As described by @bjacklyn in https://github.com/bazelbuild/bazel/pull/13871#issuecomment-948051404, and discussed in the Q&A of the BazelCon21 stream: it seems that it should be possible for unused_inputs_list to be extended in a meaningful way to allow all Starlark rules access to input discovery. If the File referenced in a unused_inputs_list attribute is also listed in the outputs of that action, then the current behavior is maintained: the inputs are trimmed after the action executes. If the unused_inputs_list File is listed under inputs, then the inputs are trimmed before the action is scheduled for execution, including not being part of the lookup key for the action cache. If the action does execute, then the listed unused inputs will not be included in the sandbox. If the unused_inputs_list is not listed under inputs nor outputs, then the build should fail.

Example Usage

ctx.actions.run(
    inputs = source_inputs,
    outputs = [unused_inputs_file],
    arguments = [discover_args],
    executable = ctx.executable.input_discoverer,
    unused_inputs_list = unused_inputs_file,
    mnemonic = "DiscoverInputs",
)

ctx.actions.run(
    inputs = depset([unused_inputs_file], transitive = [source_inputs])
    outputs = outputs,
    arguments = [args],
    executable = ctx.executable.compiler,
    unused_inputs_list = unused_inputs_file,
    mnemonic = "Compile",
)

In this example, both actions use unused_inputs_list. The action that produces it uses it to trim its inputs after execution. The Compile action uses it to trim its inputs before execution, as a form of input discovery.

mdempsky commented 1 year ago

What's the likeliness of this being implemented in the nearish future?

The Go compiler would like to be able to rely on it to address build scalability issues.

DavidANeil commented 1 year ago

I spent a few hours poking around trying to get it work, but my unfamiliarity with Java and the Bazel architecture made my experiment unsuccessful. I'd still love to see this feature. I think it wouldn't be all-too-difficult to implement, and could vastly improve build times and cache hit rates in some common cases.

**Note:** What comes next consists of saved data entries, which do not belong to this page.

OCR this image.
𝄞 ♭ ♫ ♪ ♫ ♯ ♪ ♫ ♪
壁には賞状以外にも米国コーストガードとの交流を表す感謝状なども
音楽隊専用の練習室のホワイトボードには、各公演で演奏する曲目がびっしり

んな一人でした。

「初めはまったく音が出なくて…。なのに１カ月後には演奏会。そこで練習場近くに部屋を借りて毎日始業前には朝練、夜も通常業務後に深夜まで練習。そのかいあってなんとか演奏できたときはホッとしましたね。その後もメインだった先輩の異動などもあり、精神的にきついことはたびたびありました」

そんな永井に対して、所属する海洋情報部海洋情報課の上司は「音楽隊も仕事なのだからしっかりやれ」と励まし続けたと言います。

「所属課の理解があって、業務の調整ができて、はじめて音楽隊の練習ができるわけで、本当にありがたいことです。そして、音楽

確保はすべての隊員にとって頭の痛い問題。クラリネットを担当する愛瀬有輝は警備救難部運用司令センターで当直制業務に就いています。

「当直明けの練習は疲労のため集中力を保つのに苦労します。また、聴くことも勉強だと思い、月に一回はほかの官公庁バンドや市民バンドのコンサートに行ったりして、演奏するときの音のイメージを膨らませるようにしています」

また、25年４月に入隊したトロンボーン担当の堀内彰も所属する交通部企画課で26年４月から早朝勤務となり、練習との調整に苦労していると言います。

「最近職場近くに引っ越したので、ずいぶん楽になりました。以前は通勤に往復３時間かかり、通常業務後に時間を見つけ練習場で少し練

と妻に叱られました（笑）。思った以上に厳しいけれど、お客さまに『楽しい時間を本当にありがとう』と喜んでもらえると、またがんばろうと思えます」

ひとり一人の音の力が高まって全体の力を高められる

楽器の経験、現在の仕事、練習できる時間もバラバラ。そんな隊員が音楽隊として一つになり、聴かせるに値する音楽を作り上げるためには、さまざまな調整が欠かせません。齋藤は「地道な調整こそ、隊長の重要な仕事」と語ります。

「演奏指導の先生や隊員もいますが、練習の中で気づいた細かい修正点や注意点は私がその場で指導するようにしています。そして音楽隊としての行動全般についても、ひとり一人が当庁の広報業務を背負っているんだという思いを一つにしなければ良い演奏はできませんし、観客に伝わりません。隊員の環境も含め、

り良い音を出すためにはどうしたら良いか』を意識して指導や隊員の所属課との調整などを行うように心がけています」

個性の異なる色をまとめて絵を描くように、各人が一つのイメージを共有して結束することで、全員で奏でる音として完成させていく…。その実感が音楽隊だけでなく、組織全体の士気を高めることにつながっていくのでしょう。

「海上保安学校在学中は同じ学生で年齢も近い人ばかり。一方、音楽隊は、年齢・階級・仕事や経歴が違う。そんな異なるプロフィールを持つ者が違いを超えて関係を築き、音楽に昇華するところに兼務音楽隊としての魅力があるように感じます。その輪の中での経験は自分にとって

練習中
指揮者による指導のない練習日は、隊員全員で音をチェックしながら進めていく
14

mdempsky commented 1 year ago

Actually, thinking about this some more, I think it makes sense to have an orthogonal feature for early pruning of the inputs list, if at all.

Suppose dependencies X->Y->Z, where a priori the build system can't tell whether X depends on outputs from Z.

If when compiling Y we're able to determine that Z will never be needed by X, that's useful information so that X's cache key doesn't need to include Z. But also that Z doesn't even need to be available to X's compile action (e.g., to reduce network traffic in the case of remote execution).

But separately there's the possibility that users of Y may need Z, yet X is just a particular target that doesn't. It's still useful in this case to know that changes to Z are irrelevant to X, to improve incremental rebuild times.

So they're complementary, not competing, features.

comius commented 1 year ago

cc @lberki, could use some guidance if this ideas are viable / should be triaged to P3

lberki commented 1 year ago

My line in the sand is that if we implement this feature, it should be possible to implement C++ include scanning behind it because I don't want to support two independent mechanisms for input discovery indefinitely.